Business Comments:
Hello, My name is Daniel O. Duffield, I am employed at Direct Power & Water Corp. in Albuq. New Mexico. We engineer, furnish and install alternative energy systems. I am the qualifying party for the New Mexico State Electrical Contracting license (ER01) for Direct Power & Water. I have been employed here - in charge of electrical engineering, since the beginning of 1995. I live in a remote setting completely off grid.
My educational background is an A.A.S. degree in Construction Technology (framing), I also have a Basic certificate in Welding-1983. I graduated from a technical trade school (Bryan) 1987 in electronics which led me to photovoltaics. I attended the two week course offered by Steve McCarney, Johnny Weiss and Ken Olsen way back in July of 1989.
The first big system I put together was for EARTH DAY 1990 in Forest Park, Saint Louis. MO. It ran the stage and the band when a generator failed.
To make photovoltaic a career, at that time, I thought it necessity to go get an electrical engineering degree. So I picked a school that would be participating in SunRayce 93, the D.O.E. sponsored national collegiate cross-country (photovoltaically based) electric vehicle competition. I attended and graduated from the University of Missouri at Columbia in December of 1994, B.S.E.E.

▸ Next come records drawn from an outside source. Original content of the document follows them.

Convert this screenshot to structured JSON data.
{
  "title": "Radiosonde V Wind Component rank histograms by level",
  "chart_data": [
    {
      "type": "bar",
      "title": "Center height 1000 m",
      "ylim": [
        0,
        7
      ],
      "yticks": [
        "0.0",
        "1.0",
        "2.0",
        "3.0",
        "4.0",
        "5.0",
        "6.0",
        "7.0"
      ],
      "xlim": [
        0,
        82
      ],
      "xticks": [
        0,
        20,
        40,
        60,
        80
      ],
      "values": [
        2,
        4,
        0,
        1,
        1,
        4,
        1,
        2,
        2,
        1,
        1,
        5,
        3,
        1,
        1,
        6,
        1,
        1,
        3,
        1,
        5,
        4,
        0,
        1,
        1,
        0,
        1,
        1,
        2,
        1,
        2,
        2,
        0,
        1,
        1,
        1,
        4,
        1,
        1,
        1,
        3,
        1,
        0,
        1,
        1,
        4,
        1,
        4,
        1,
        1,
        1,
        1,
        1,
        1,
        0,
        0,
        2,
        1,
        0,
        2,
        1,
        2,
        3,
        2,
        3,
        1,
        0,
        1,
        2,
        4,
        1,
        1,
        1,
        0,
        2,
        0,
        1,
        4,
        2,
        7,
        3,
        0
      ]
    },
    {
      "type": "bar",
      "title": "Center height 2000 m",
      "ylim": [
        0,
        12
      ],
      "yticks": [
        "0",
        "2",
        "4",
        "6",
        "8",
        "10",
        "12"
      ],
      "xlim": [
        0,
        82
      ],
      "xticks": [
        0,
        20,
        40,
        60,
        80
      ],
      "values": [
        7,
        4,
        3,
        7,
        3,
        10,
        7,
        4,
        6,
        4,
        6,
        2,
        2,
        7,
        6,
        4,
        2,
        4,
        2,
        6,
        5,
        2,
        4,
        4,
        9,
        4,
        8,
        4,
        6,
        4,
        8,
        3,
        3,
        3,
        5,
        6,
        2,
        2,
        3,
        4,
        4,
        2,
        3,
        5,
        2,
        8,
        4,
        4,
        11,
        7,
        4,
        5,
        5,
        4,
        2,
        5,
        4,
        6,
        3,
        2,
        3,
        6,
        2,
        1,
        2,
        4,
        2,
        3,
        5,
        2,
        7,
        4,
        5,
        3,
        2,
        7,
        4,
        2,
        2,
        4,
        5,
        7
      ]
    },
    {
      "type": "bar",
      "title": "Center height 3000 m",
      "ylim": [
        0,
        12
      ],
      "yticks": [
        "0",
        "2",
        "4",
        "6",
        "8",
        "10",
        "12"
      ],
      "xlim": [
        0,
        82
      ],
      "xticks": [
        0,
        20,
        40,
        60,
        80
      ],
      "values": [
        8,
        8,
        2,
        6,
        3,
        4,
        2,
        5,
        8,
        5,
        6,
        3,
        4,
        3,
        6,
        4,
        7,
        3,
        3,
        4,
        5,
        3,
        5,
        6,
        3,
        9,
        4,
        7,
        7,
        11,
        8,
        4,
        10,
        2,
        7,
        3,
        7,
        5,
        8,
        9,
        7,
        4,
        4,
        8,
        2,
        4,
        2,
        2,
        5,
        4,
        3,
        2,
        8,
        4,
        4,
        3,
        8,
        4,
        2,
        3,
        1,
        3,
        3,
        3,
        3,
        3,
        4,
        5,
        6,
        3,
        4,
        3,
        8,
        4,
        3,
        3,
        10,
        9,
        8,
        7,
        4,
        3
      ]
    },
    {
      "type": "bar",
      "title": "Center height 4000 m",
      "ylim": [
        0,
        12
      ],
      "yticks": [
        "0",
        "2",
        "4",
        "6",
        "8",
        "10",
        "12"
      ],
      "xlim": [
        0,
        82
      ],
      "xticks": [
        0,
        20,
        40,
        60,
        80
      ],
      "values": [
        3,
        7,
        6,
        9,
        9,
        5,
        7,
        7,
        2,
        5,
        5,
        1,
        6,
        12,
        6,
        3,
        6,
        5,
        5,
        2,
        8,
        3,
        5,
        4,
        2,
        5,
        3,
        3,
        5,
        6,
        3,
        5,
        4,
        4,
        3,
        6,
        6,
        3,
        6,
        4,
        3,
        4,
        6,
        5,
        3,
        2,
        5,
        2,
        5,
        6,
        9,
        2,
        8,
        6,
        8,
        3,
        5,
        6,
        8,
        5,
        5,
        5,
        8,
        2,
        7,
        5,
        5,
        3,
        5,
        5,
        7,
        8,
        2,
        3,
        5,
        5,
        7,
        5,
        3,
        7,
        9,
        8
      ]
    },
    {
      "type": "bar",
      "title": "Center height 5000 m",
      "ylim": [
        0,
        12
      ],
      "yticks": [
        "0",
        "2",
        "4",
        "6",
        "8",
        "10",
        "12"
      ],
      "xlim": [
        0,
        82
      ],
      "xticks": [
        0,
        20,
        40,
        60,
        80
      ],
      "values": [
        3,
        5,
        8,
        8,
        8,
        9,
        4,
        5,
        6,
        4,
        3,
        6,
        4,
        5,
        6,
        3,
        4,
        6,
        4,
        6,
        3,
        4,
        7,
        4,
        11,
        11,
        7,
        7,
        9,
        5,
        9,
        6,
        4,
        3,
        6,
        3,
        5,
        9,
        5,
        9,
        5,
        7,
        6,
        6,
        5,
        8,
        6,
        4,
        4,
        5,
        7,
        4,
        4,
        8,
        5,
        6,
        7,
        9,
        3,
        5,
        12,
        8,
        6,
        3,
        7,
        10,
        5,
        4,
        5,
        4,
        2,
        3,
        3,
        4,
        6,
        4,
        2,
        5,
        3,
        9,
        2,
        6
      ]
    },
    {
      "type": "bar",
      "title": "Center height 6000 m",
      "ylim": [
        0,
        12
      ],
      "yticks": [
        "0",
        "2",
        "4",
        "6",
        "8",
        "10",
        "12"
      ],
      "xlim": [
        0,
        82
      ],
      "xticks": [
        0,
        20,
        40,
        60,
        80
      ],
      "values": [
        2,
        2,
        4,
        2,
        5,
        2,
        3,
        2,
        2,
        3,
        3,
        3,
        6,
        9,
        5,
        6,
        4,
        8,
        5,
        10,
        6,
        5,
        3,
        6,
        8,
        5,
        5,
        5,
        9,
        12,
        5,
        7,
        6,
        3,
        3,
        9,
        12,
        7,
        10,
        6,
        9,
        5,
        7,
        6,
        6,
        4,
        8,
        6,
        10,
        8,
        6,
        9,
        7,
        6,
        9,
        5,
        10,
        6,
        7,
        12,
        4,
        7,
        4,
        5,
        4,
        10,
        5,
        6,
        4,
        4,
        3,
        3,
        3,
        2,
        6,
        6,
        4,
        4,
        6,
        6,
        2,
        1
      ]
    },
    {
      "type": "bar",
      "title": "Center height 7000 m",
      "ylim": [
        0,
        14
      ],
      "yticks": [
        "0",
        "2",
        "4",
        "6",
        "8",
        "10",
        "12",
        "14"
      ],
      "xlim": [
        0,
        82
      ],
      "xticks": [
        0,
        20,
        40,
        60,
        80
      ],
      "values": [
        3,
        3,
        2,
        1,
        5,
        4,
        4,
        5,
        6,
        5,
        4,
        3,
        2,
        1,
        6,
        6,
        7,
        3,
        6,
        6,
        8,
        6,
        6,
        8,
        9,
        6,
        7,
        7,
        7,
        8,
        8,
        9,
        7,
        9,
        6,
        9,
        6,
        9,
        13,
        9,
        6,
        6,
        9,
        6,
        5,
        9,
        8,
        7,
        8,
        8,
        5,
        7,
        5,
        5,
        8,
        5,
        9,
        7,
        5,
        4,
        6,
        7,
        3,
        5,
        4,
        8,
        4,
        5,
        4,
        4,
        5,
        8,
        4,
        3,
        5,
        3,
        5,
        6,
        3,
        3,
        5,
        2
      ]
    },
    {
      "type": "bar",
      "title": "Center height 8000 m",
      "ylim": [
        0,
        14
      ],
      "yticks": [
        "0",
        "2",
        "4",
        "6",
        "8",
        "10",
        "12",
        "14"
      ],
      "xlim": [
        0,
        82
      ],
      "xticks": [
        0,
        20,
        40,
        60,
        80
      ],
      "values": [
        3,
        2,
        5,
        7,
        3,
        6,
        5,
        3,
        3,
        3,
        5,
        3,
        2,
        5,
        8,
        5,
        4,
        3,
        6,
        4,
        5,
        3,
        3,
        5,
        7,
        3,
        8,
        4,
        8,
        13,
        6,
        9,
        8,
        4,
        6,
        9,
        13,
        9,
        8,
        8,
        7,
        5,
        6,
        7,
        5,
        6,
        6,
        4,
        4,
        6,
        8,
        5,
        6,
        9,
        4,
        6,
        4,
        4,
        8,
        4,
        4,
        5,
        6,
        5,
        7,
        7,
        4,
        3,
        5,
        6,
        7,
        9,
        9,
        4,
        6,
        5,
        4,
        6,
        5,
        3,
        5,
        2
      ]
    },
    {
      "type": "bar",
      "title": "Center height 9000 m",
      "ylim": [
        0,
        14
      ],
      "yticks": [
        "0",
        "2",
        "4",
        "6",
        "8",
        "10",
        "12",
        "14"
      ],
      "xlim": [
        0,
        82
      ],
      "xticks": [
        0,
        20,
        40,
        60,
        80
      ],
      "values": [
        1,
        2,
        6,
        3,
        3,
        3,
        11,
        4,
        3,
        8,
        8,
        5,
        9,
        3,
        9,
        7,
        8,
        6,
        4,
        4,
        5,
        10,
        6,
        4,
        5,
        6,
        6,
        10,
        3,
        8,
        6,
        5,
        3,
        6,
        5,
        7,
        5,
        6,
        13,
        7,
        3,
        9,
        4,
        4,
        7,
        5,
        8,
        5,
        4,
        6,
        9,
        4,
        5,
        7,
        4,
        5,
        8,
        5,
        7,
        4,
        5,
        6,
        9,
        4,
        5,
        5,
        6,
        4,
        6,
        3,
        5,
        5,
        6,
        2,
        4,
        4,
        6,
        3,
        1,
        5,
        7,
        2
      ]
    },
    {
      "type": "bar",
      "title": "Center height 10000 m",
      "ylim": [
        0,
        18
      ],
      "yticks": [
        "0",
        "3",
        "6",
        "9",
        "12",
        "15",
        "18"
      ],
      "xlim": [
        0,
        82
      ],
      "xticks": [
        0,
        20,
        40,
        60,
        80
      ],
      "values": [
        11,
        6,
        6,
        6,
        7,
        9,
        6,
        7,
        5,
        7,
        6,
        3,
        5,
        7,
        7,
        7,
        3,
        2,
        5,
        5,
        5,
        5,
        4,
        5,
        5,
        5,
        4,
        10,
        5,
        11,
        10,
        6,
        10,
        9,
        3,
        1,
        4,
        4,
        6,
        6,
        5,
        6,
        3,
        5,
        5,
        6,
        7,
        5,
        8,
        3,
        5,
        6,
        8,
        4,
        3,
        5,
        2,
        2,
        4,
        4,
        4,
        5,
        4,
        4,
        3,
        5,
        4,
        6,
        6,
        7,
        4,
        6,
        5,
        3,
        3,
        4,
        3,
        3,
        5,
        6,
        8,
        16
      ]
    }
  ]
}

I moved to New Mexico to work for Jeff Randall and Kevin Goodreau and have been employed here ever since. We work on all types of systems from the fancy telecom systems (out-of state), to remote homes, livestock wells, to those mind boggling RV systems.
Our company has a great integration capacity since we have a separate in-house pv array mounting structure manufacturing division including battery cabinets and all types of equipment enclosures. I myself have "wrenched" well over a hundred complete systems in the last 9 years. I have melted a wrench or two. I am always "volunteered" to physically interconnect the batteries.
I have learned four things about the PV business.
1). If you want to make alot of money, quit and become a lawyer.
2). Above any and beyond the skills required to put a system in, you have to become a teacher.
3). Doing is the real wage, at the end of the day - I still believe in what I do.
4). Never overestimate the common sense of a particular customer.